Bruno Haible <address@hidden> writes:

>   1) On Woe32, use 'wchar_t*' instead of 'char*' to denote pathnames.
>   ...
>   3) Use mbtowc() to step through pathnames while looking for a backslash.

I agree with you that these two methods are non-starters.

>   4) Document this as a limitation. The workaround for the user is to
>      switch to an UTF-8 locale.

or, more generally, a locale whose encoding doesn't have the problem,
right?  For example, EUC-JP is also safe.  Or perhaps you're not
mentioning this because Microsoft doesn't support EUC-JP?  (I'm not
familiar with their support for various encodings.)

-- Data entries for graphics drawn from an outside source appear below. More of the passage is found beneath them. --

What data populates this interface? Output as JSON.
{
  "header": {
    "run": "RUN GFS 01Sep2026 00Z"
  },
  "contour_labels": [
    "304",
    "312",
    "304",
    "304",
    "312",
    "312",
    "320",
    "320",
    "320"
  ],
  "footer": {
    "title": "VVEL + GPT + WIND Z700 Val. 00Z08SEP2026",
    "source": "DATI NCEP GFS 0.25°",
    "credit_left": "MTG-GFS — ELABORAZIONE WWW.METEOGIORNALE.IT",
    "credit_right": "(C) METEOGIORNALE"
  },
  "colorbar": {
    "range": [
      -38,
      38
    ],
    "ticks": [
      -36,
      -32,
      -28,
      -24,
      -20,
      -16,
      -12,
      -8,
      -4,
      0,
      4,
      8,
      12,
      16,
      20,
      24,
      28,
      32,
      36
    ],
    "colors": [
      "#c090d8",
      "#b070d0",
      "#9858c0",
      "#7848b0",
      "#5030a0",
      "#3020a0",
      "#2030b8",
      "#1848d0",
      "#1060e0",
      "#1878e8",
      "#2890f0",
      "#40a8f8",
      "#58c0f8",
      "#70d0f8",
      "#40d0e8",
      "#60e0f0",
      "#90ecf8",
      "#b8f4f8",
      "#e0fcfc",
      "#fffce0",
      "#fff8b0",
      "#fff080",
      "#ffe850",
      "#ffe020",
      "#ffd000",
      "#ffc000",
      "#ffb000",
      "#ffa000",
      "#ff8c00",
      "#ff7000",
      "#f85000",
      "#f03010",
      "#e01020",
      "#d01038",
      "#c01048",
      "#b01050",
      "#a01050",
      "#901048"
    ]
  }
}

>   2) Extra code must be added for every system call to convert pathname
>      arguments from UTF-8 to UTF-16, and pathname results from UTF-16
>      to UTF-8. Also, the user of the gnulib modules must be aware of the
>      semantic difference. Also, support for WindowsME and older is dropped.
>   4) For users in CJK locales on Woe32, the contents of directories with
>      some non-ASCII pathnames is inaccessible to GNU tools.
> Microsoft recomments approach 1. GNOME has chosen approach 2. I would
> favour answer 4.

Sorry, I don't quite follow.  Why would gnulib itself need to care
about the difference between (2) and (4)?  Either way, gnulib can
easily look for '/' and '\' in path names.  Isn't it up to the
supplier of the underlying system-call implementation, and/or the
gnulib user, to decide whether (2) or (4) is in use?  In other words,
can't gnulib itself be agnostic about (2) versus (4)?